The earliest philosophers focused on big questions such as how the world arose and attained its present, more-or-less stable configuration. Instead of a “theogony” consisting of a genealogy of the gods, some of whom represented parts of the world, such as Gaia, mother Earth, and Ouranos, the god of Heaven, they offered a “cosmogony,” a rational account of how the elements of the world emerged and interacted to produced the heavens, the earth, the seas, and plants, animals, and humans. They typically offered a “cosmography,” a representation of the structure and shape of the world, and a “cosmology,” an account of how nature maintains a balance between summer and winter, day and night, wet and dry.
The philosophers’ accounts of the world provided creative interpretations of nature and drew on observed phenomena as evidence for their theories. Yet they offered competing interpretations of basic phenomena such as seasons and motions of heavenly bodies, as well as of dramatic events such as storms, earthquakes, and eclipses. For the most part, they failed to develop any consensus about how nature worked, and continued to produce attractive but unverifiable theories of nature. The philosophers were clearly aiming at a scientific understanding of the world while lacking a reliable methodology, such as experimental methods and controls. Accordingly, their efforts have been sometimes praised enthusiastically and sometimes dismissed as hopeless by scholars.

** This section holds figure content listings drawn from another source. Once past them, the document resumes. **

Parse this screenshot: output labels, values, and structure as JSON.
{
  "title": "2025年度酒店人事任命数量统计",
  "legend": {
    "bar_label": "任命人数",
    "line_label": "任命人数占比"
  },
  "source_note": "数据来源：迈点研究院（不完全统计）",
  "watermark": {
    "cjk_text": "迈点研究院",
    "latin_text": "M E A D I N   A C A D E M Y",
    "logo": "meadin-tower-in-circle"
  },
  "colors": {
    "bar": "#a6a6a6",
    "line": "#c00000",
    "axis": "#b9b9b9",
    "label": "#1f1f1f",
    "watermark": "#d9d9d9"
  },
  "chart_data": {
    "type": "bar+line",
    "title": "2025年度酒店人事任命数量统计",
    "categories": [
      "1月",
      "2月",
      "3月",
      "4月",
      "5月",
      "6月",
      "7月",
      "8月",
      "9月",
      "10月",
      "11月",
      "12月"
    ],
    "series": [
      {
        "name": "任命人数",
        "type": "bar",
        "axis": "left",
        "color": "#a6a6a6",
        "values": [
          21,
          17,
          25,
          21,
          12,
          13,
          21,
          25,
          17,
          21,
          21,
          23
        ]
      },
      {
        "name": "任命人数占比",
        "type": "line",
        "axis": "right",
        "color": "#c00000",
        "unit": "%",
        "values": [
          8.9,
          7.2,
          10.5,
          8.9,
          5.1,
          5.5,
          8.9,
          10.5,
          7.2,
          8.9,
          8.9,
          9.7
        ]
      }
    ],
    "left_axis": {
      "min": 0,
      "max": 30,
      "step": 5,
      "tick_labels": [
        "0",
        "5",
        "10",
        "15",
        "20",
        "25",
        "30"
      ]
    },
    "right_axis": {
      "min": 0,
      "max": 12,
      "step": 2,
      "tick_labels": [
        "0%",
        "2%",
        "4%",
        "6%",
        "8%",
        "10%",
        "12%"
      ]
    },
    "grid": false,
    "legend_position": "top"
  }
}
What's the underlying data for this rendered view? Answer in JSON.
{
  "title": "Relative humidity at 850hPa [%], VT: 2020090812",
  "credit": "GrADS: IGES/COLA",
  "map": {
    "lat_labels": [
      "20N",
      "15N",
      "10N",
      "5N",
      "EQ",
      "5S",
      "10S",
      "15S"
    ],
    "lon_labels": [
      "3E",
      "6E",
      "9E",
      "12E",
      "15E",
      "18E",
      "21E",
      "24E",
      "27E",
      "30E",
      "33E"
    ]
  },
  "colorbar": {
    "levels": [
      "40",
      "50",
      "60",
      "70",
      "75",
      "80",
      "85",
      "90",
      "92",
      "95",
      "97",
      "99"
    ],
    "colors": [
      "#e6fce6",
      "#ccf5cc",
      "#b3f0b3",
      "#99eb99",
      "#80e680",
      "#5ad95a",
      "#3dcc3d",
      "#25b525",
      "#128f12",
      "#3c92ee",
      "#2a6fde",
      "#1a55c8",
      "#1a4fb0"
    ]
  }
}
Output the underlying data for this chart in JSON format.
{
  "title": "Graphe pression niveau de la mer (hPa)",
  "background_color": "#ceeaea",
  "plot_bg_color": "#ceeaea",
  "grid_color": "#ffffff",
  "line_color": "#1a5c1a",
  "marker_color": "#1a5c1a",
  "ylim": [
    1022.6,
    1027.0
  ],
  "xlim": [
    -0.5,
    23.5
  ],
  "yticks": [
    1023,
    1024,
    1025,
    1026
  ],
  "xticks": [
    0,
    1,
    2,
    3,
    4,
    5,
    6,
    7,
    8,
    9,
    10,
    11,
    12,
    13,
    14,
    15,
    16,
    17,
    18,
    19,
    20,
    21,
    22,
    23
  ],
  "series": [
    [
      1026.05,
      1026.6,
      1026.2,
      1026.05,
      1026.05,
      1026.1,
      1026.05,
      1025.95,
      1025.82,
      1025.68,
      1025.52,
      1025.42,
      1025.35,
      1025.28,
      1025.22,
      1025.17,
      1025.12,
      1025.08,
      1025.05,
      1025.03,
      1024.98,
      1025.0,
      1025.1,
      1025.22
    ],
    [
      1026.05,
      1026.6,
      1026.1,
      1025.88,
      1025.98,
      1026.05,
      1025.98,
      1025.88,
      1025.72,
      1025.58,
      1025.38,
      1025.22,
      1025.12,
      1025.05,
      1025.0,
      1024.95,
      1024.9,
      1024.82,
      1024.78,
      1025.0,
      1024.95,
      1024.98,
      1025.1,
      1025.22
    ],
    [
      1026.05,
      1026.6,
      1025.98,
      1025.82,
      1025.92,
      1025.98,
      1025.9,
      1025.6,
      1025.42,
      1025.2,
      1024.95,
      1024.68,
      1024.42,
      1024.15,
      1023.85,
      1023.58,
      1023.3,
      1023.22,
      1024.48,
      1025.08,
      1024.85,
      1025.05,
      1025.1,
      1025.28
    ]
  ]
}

As I studied the Presocratic philosophers I came to believe that they did make progress in their explanations, though chiefly at first a kind of theoretical and philosophical progress in clarifying their concepts and developing plausible models, as I argued in my book Explaining the Cosmos. But I came to see that, far from offering merely speculative hypotheses, some of them contributed to a major breakthrough in astronomy. Parmenides in particular recognized that the moon must get its light from the sun, for its phases vary with the angular distance between the sun and moon; the moon’s shadows reveal a spherical dark body that reflects sunlight. Armed with this insight, Anaxagoras was able to explain correctly, for the first time in the history of the world, how eclipses, both solar and lunar, work, based on the blocking of the sun’s light by either the moon or the earth. This account seems to have been recognized as correct almost immediately, as was established by the fact that from the time of Anaxagoras forward there were no new theories of lunar light or eclipses put forward; instead there arose a consensus that lasted from the early fifth century BC until the present day about lunar light and eclipses. I have argued for this in my book Science Before Socrates.
What this shows is that the scientific endeavors of the Presocratic philosophers were not in vain. The scientific attitudes they applied to natural phenomena bore fruit in the early fifth century BC and set astronomy on the path of a science. By the fourth century BC, Aristotle could hail the explanations of lunar light and eclipses as a paradigm of scientific method, and go on to prove by sound arguments that the earth was spherical in shape (a conjecture that Parmenides had earlier put forward, but without proof). Eventually the Greeks got access to tables of data from Babylonian astronomers that allowed them, like the Babylonians, to predict eclipses based on past patterns, so that they were in a position to build a hand-held mechanical computer that could track the motions of the heavenly bodies and predict eclipses, the so-called Antikythera Mechanism, recently deciphered.